|
From: Jeremy F. <je...@go...> - 2002-10-04 15:44:12
|
On Fri, 2002-10-04 at 03:51, Julian Seward wrote:
How much faster is "significantly faster" ?
I haven't measured it in detail, but the frame rate increased from about
1100ms/frame to 800-900ms/frame. I'll so some more scientific
measurements soon.
So, my main point. I think this patch is unsafe and will lead to hard
to find problems down the line. The difficulty is that it allows the
simulated FPU state to hang around in the real FPU for long periods,
up to a whole basic block's worth of execution (if I understand it
write).
We only need a skin to call out to a helper function which modifies
the real FPU state on some obscure path, and we're hosed. Since we don't
have any control over what skins people might plug in, this seems like
and unsafe modification to the core.
The modification I had in mind for a while was a lot more conservative,
and more along the lines of a peephole optimisation. Essentially
if we see a FPU-no-mem op followed by another FPU-no-mem op we can
skip the save at the end of the first and the restore at the start of
the second.
What I'm doing is not conceptually different from caching an ArchReg in
a RealReg for the lifetime of a basic block. The general idea is that
the FP state is pulled in just before the first FPU/FPU_[RW]

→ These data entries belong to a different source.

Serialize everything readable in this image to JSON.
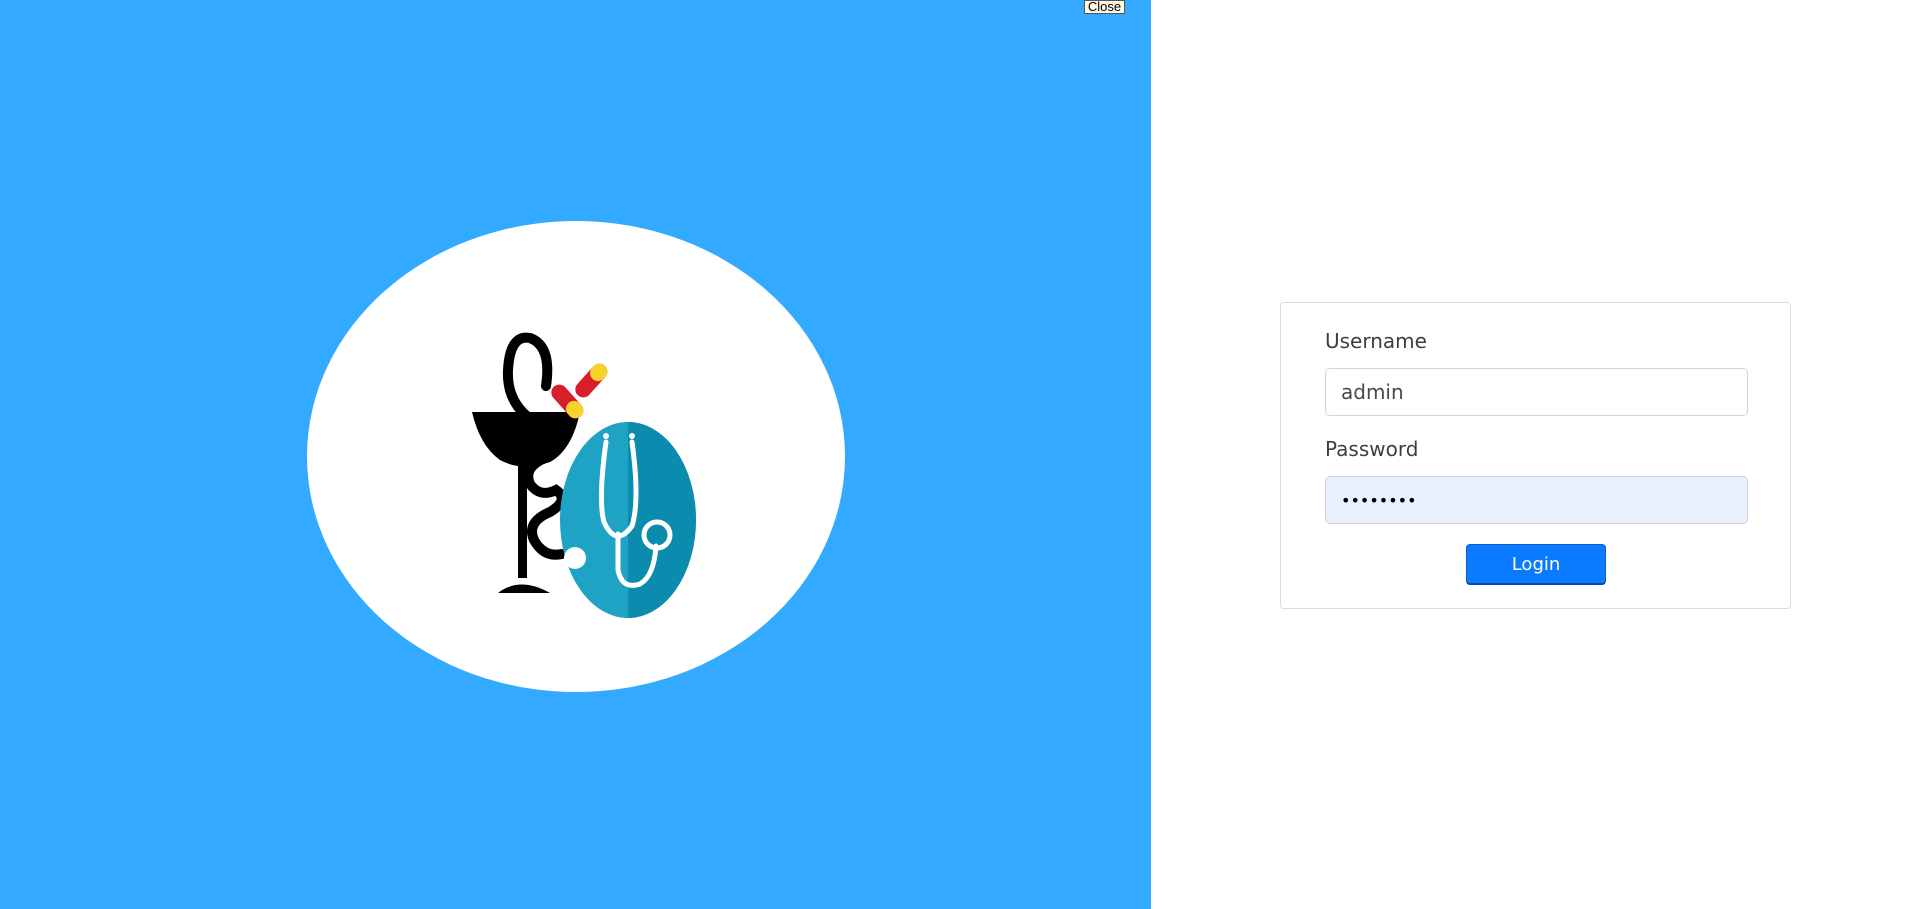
{
  "close_button": {
    "label": "Close"
  },
  "logo": {
    "icon": "pharmacy-medical-logo"
  },
  "login_form": {
    "username_label": "Username",
    "username_value": "admin",
    "password_label": "Password",
    "password_value": "12345678",
    "login_label": "Login"
  },
  "colors": {
    "left_panel_bg": "#33aaff",
    "login_button": "#0a7bff",
    "password_autofill_bg": "#e8f0fe"
  }
}
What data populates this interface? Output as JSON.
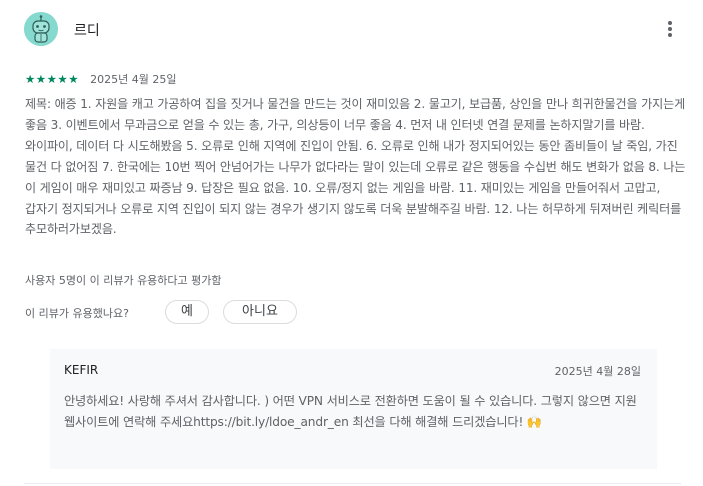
{
  "review": {
    "author": "르디",
    "rating": 5,
    "stars": "★★★★★",
    "date": "2025년 4월 25일",
    "text": "제목: 애증 1. 자원을 캐고 가공하여 집을 짓거나 물건을 만드는 것이 재미있음 2. 물고기, 보급품, 상인을 만나 희귀한물건을 가지는게 좋음 3. 이벤트에서 무과금으로 얻을 수 있는 총, 가구, 의상등이 너무 좋음 4. 먼저 내 인터넷 연결 문제를 논하지말기를 바람. 와이파이, 데이터 다 시도해봤음 5. 오류로 인해 지역에 진입이 안됨. 6. 오류로 인해 내가 정지되어있는 동안 좀비들이 날 죽임, 가진 물건 다 없어짐 7. 한국에는 10번 찍어 안넘어가는 나무가 없다라는 말이 있는데 오류로 같은 행동을 수십번 해도 변화가 없음 8. 나는 이 게임이 매우 재미있고 짜증남 9. 답장은 필요 없음. 10. 오류/정지 없는 게임을 바람. 11. 재미있는 게임을 만들어줘서 고맙고, 갑자기 정지되거나 오류로 지역 진입이 되지 않는 경우가 생기지 않도록 더욱 분발해주길 바람. 12. 나는 허무하게 뒤져버린 케릭터를 추모하러가보겠음.",
    "helpful_count_text": "사용자 5명이 이 리뷰가 유용하다고 평가함",
    "helpful_question": "이 리뷰가 유용했나요?",
    "yes_label": "예",
    "no_label": "아니요"
  },
  "reply": {
    "developer": "KEFIR",
    "date": "2025년 4월 28일",
    "text": "안녕하세요! 사랑해 주셔서 감사합니다. ) 어떤 VPN 서비스로 전환하면 도움이 될 수 있습니다. 그렇지 않으면 지원 웹사이트에 연락해 주세요https://bit.ly/ldoe_andr_en 최선을 다해 해결해 드리겠습니다! 🙌"
  },
  "icons": {
    "avatar": "robot-avatar-icon",
    "menu": "more-vert-icon",
    "star": "star-icon"
  },
  "colors": {
    "star": "#01875f",
    "avatar_bg": "#86d9ce",
    "reply_bg": "#f8f9fa"
  }
}
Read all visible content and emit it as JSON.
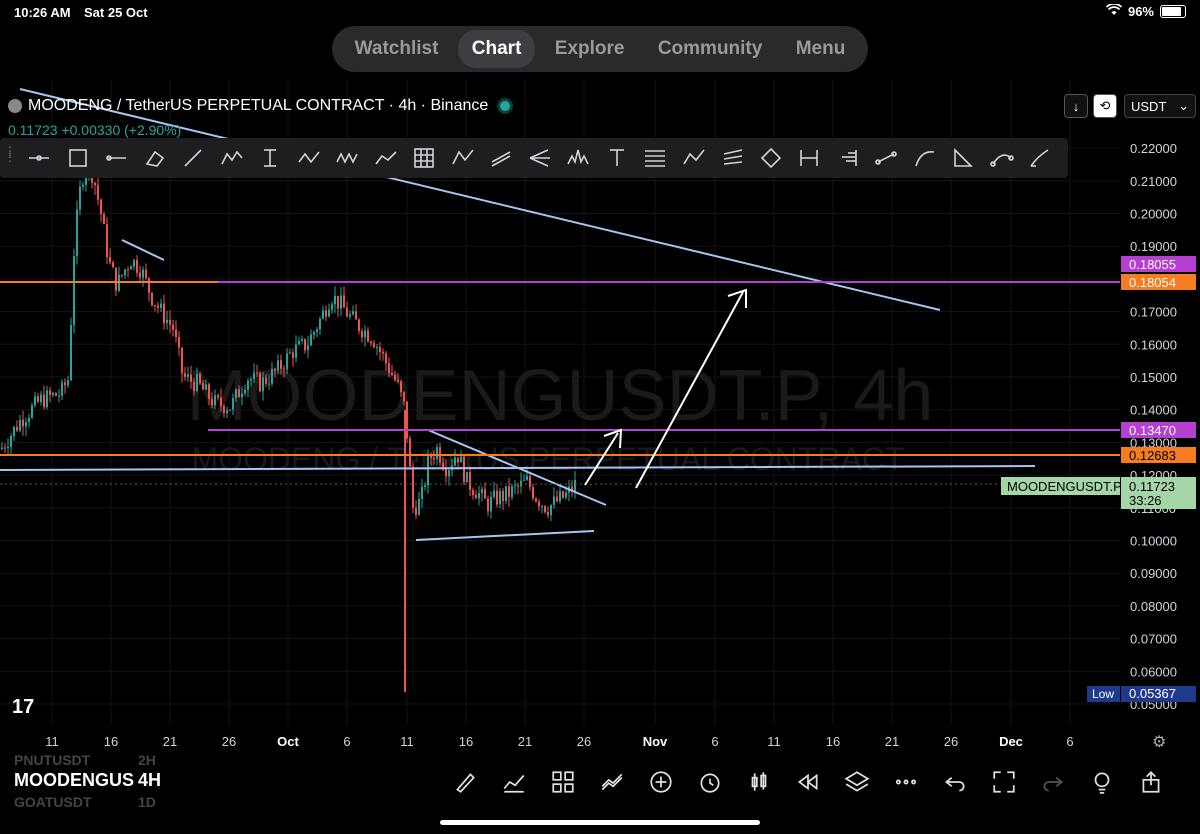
{
  "status": {
    "time": "10:26 AM",
    "date": "Sat 25 Oct",
    "battery": "96%"
  },
  "nav": {
    "tabs": [
      "Watchlist",
      "Chart",
      "Explore",
      "Community",
      "Menu"
    ],
    "active": "Chart"
  },
  "header": {
    "title": "MOODENG / TetherUS PERPETUAL CONTRACT · 4h · Binance",
    "price_change": "0.11723 +0.00330 (+2.90%)"
  },
  "toolbar": {
    "tools": [
      "horizontal-line-icon",
      "rectangle-icon",
      "ray-icon",
      "eraser-icon",
      "trendline-icon",
      "elliott-wave-icon",
      "fixed-range-volume-icon",
      "wxy-pattern-icon",
      "wxyxz-pattern-icon",
      "path-icon",
      "gann-box-icon",
      "abcd-pattern-icon",
      "parallel-channel-icon",
      "pitchfork-icon",
      "head-shoulders-icon",
      "text-icon",
      "fib-retracement-icon",
      "ae-pattern-icon",
      "fib-channel-icon",
      "polyline-icon",
      "date-price-range-icon",
      "volume-profile-icon",
      "info-line-icon",
      "curve-icon",
      "triangle-icon",
      "arc-icon",
      "brush-icon"
    ]
  },
  "controls": {
    "currency": "USDT"
  },
  "watermark": {
    "line1": "MOODENGUSDT.P, 4h",
    "line2": "MOODENG / TetherUS PERPETUAL CONTRACT"
  },
  "axis": {
    "price_ticks": [
      "0.22000",
      "0.21000",
      "0.20000",
      "0.19000",
      "0.18000",
      "0.17000",
      "0.16000",
      "0.15000",
      "0.14000",
      "0.13000",
      "0.12000",
      "0.11000",
      "0.10000",
      "0.09000",
      "0.08000",
      "0.07000",
      "0.06000",
      "0.05000"
    ],
    "time_ticks": [
      "11",
      "16",
      "21",
      "26",
      "Oct",
      "6",
      "11",
      "16",
      "21",
      "26",
      "Nov",
      "6",
      "11",
      "16",
      "21",
      "26",
      "Dec",
      "6"
    ]
  },
  "price_labels": {
    "purple_top": "0.18055",
    "orange_top": "0.18054",
    "purple_mid": "0.13470",
    "orange_mid": "0.12683",
    "current_symbol": "MOODENGUSDT.P",
    "current_price": "0.11723",
    "countdown": "33:26",
    "low_label": "Low",
    "low_value": "0.05367"
  },
  "colors": {
    "up": "#26a69a",
    "down": "#ef5350",
    "trend": "#a7c4f2",
    "purple": "#b43fd1",
    "orange": "#f57c20",
    "current": "#a5d6a7",
    "low": "#1e3a8a"
  },
  "bottom": {
    "ghost_top": "PNUTUSDT",
    "ghost_top_tf": "2H",
    "symbol": "MOODENGUS",
    "timeframe": "4H",
    "ghost_bottom": "GOATUSDT",
    "ghost_bottom_tf": "1D"
  },
  "bottom_tools": [
    "draw-icon",
    "indicators-icon",
    "layout-icon",
    "compare-icon",
    "add-icon",
    "alert-icon",
    "candle-type-icon",
    "replay-icon",
    "layers-icon",
    "more-icon",
    "undo-icon",
    "fullscreen-icon",
    "redo-icon",
    "ideas-icon",
    "share-icon"
  ]
}
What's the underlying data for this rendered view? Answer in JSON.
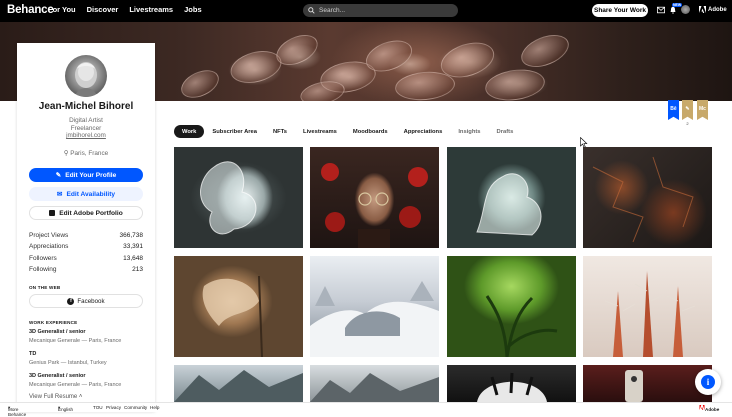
{
  "nav": {
    "logo": "Behance",
    "links": [
      "For You",
      "Discover",
      "Livestreams",
      "Jobs"
    ],
    "search_placeholder": "Search...",
    "share_button": "Share Your Work",
    "nft_badge": "NEW",
    "adobe_label": "Adobe"
  },
  "profile": {
    "name": "Jean-Michel Bihorel",
    "occupation": "Digital Artist",
    "status": "Freelancer",
    "website": "jmbihorel.com",
    "location": "Paris, France",
    "buttons": {
      "edit_profile": "Edit Your Profile",
      "edit_availability": "Edit Availability",
      "edit_portfolio": "Edit Adobe Portfolio"
    },
    "stats": [
      {
        "label": "Project Views",
        "value": "366,738"
      },
      {
        "label": "Appreciations",
        "value": "33,391"
      },
      {
        "label": "Followers",
        "value": "13,648"
      },
      {
        "label": "Following",
        "value": "213"
      }
    ],
    "on_the_web_title": "ON THE WEB",
    "facebook_label": "Facebook",
    "work_experience_title": "WORK EXPERIENCE",
    "experience": [
      {
        "title": "3D Generalist / senior",
        "place": "Mecanique Generale — Paris, France"
      },
      {
        "title": "TD",
        "place": "Genius Park — Istanbul, Turkey"
      },
      {
        "title": "3D Generalist / senior",
        "place": "Mecanique Generale — Paris, France"
      }
    ],
    "view_resume": "View Full Resume"
  },
  "tabs": [
    "Work",
    "Subscriber Area",
    "NFTs",
    "Livestreams",
    "Moodboards",
    "Appreciations",
    "Insights",
    "Drafts"
  ],
  "active_tab": "Work",
  "badges": [
    {
      "label": "Bē",
      "count": "",
      "color": "#0057ff"
    },
    {
      "label": "✎",
      "count": "2",
      "color": "#c8a96a"
    },
    {
      "label": "Mc",
      "count": "",
      "color": "#c8a96a"
    }
  ],
  "footer": {
    "more": "More Behance",
    "language": "English",
    "links": [
      "TOU",
      "Privacy",
      "Community",
      "Help"
    ],
    "adobe": "Adobe"
  },
  "fab_icon": "info-icon"
}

instruction, and saved again just before:
- JMP
- CCALL
- any skin UInstr
I can't see how a skin can introduce any instrumentation which would be
able to catch the FP state unsaved (is there any way for a skin to do
instrumentation or call a C function without using either CCALL or its
own UInstr?).
Your idea is basically the same, except we add a fourth saving
condition:
- any non FPU instruction
This would only be necessary if you imagine a non-FPU instruction which
can inspect the architectural state of the FPU (in other words, is a
memory access offset into the baseBlock: something which skins can't
generate directly).
In summary, I think this is actually pretty conservative, simple and
safe.
J
|